Selon ce document, le Trésor a retenu une soumission de 5,0 milliards de CDF au 7 octobre 2023, au titre des obligations du Trésor indexées, sur 60,0 milliards de CDF annoncés. Autrement dit, sur les 60,0 milliards de CDF que le gouvernement voulait emprunter sur le marché financier, il n’en a reçu que 5,0 milliards de CDF. Ainsi, le gouvernement n’a reçu que 8,33 % de l’argent qu’il voulait emprunter en francs congolais.
Par contre, le même document précise que les bons et obligations du Trésor en dollar américain ont connu un grand succès. En effet, sur les 70 millions de USD que l’État voulait emprunter sur le marché financier, il en a reçu 71,6 millions, soit un taux de couverture de 102,3 %. Ce qui prouve que l’État réussit mieux à emprunter en devises étrangères qu’en monnaie locale.
Manque de confiance des investisseurs dans la monnaie locale ?
Une des raisons pour lesquelles les investisseurs seraient prêts à prêter de l’argent en devises étrangères est leur manque de confiance dans la monnaie locale.

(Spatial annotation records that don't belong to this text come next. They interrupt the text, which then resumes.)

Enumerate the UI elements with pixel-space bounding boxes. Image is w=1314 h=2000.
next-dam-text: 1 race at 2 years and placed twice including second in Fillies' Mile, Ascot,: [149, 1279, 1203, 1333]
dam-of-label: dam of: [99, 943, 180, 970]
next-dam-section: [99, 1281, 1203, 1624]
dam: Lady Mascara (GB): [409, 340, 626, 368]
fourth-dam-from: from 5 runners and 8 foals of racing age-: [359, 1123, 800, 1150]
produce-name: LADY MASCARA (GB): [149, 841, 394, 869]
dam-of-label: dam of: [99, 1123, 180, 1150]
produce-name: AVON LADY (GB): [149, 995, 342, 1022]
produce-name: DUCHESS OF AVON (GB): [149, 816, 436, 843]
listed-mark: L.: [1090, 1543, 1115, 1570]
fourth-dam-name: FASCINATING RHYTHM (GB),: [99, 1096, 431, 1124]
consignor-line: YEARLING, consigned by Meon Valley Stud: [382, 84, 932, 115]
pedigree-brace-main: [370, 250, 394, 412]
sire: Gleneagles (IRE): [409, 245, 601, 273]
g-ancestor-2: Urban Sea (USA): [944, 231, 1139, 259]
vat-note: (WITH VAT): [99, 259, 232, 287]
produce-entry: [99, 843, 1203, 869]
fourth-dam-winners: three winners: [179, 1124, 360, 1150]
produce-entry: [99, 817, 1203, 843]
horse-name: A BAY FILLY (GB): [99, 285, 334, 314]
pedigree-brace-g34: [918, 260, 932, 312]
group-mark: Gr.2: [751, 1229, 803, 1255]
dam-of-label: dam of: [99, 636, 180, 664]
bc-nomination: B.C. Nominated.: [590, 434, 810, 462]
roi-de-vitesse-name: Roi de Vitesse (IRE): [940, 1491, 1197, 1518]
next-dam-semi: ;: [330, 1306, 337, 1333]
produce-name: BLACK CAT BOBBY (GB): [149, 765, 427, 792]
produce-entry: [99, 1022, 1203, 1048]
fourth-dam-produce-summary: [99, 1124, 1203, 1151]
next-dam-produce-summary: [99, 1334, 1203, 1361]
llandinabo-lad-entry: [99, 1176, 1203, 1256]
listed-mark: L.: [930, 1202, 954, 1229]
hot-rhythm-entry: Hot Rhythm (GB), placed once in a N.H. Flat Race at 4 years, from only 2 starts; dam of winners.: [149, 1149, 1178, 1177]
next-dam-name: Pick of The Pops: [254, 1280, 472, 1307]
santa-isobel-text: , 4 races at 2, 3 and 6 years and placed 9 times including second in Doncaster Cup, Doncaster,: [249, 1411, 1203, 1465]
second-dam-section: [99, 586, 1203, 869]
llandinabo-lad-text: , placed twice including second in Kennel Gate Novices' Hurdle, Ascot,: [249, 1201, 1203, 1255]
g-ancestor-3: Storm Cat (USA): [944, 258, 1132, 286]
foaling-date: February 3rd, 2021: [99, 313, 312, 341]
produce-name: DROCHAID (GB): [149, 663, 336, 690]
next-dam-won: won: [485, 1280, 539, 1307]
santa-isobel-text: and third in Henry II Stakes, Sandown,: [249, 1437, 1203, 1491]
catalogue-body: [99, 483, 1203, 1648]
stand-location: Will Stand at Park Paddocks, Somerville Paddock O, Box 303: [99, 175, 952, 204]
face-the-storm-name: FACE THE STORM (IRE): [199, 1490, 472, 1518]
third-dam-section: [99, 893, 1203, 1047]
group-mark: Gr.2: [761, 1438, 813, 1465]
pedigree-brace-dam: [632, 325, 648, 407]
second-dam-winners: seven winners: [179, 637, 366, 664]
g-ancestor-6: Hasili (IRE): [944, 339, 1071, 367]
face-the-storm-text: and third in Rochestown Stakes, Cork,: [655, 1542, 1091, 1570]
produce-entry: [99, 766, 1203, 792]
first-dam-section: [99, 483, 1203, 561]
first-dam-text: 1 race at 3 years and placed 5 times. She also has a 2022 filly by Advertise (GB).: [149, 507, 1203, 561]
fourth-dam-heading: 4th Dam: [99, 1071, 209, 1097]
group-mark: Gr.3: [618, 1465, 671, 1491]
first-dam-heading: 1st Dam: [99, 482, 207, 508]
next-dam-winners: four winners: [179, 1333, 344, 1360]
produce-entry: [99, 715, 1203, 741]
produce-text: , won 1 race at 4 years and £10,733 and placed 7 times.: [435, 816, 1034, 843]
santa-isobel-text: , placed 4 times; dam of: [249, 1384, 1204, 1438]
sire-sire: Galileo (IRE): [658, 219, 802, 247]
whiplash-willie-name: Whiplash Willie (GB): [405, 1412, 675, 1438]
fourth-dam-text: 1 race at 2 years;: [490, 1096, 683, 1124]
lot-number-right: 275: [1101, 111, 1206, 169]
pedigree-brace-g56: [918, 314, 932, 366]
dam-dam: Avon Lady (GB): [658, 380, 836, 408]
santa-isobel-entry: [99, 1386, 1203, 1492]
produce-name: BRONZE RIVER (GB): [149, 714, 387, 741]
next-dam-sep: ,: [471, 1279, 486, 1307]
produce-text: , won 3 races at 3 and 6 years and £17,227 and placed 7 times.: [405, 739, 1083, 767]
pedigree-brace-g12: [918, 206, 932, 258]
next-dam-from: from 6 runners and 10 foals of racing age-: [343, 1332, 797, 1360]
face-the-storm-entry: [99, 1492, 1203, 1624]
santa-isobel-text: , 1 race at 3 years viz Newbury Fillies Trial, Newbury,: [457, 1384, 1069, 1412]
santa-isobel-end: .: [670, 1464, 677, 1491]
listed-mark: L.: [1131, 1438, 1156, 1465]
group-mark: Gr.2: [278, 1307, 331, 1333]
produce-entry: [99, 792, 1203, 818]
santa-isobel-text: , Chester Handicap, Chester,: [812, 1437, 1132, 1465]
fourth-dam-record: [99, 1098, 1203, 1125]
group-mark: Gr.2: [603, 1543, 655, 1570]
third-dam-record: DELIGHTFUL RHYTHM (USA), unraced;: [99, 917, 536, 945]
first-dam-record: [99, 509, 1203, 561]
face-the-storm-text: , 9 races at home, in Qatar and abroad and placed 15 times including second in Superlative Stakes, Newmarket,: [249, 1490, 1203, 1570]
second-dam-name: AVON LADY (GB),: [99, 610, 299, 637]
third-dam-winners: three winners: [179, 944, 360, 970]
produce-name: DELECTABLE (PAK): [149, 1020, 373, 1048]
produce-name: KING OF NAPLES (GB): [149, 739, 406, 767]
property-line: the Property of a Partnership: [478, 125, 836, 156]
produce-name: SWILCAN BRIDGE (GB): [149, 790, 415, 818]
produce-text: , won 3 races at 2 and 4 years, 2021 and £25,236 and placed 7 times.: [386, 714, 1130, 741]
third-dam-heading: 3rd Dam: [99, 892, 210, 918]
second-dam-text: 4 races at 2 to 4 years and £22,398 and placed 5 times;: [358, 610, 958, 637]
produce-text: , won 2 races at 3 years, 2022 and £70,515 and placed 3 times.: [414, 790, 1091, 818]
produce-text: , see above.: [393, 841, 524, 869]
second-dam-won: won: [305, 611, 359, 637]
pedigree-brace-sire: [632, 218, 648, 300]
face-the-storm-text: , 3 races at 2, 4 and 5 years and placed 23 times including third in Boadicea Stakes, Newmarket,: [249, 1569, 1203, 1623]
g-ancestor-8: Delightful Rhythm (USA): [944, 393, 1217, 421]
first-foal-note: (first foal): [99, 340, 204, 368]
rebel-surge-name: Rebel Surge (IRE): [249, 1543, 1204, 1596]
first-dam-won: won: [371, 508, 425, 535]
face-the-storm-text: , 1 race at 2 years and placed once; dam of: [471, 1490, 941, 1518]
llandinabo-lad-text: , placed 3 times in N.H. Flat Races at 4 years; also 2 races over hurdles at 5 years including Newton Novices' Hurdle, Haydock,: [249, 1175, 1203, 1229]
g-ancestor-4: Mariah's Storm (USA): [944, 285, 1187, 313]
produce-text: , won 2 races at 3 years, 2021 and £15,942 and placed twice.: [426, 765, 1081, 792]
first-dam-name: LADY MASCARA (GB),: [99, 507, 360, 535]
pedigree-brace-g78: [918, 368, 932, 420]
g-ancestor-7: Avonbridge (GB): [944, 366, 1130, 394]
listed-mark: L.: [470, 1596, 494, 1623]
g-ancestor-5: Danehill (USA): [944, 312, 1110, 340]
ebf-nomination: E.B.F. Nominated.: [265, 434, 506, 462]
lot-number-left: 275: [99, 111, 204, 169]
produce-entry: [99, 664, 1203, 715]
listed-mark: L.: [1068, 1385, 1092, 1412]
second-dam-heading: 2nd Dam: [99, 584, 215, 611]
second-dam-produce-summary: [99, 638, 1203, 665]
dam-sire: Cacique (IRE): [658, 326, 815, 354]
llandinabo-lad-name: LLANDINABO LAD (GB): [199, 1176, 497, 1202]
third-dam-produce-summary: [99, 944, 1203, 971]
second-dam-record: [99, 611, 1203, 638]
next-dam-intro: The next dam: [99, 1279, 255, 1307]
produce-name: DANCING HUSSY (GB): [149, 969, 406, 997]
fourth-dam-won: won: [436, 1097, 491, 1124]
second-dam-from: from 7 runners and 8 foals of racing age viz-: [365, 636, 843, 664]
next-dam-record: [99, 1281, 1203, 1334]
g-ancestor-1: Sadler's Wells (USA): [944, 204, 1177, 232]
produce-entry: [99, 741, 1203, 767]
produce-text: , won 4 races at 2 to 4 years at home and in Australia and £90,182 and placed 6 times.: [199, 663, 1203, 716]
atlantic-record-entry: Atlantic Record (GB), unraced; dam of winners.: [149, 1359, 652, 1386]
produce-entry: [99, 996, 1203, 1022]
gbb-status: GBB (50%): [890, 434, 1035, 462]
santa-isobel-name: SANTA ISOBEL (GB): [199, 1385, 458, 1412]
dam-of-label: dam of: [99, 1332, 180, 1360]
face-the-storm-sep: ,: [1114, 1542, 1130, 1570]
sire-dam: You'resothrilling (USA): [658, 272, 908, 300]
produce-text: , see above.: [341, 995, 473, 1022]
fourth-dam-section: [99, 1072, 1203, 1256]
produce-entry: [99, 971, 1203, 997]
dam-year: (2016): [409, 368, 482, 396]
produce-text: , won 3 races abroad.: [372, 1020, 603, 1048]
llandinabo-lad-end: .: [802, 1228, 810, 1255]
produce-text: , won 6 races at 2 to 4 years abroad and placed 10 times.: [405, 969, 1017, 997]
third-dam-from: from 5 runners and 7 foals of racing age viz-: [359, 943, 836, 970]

Une autre raison est le taux d’intérêt proposé par le gouvernement, qui ne serait pas assez attractif.
Augmentation du risque de change
Emprunter de l’argent en devises étrangères augmente le risque de change. Le risque de change, c'est la probabilité de perdre de l’argent lorsqu’une monnaie perd de la valeur face à une autre, comme pour le cas d'une dette par exemple. Dans le cas de la RDC par exemple, le budget de l’État est élaboré et exécuté en franc congolais, et même l’argent pour liquider les dettes provient d'abord de la monnaie locale.
Ainsi, l’État pourrait être amené à payer un service de la dette plus élevé que ce qui était prévu dans le budget, suite à une dépréciation de la monnaie nationale.
Ce risque est bien réel en RDC. Fin 2023 par exemple, près de 98 % de la dette publique congolaise était constituée de dette extérieure, hormis les arriérés intérieurs, rendant le pays particulièrement sensible aux fluctuations des taux de change. En 2023, le franc congolais s’est fortement déprécié, avec une baisse de 24,6 % en glissement annuel.
Pour la période allant de 2025 à 2027, la dépréciation du FC face au dollar américain pourrait atteindre 25 %.
« Une variation modérée du taux de change impacterait à la hausse le service de la dette de 127,4 milliards de FC en 2025, 300,4 milliards de FC en 2026 et 339,5 milliards de FC en 2027, ce qui exercerait une pression sur le Trésor public », selon le ministère du Budget.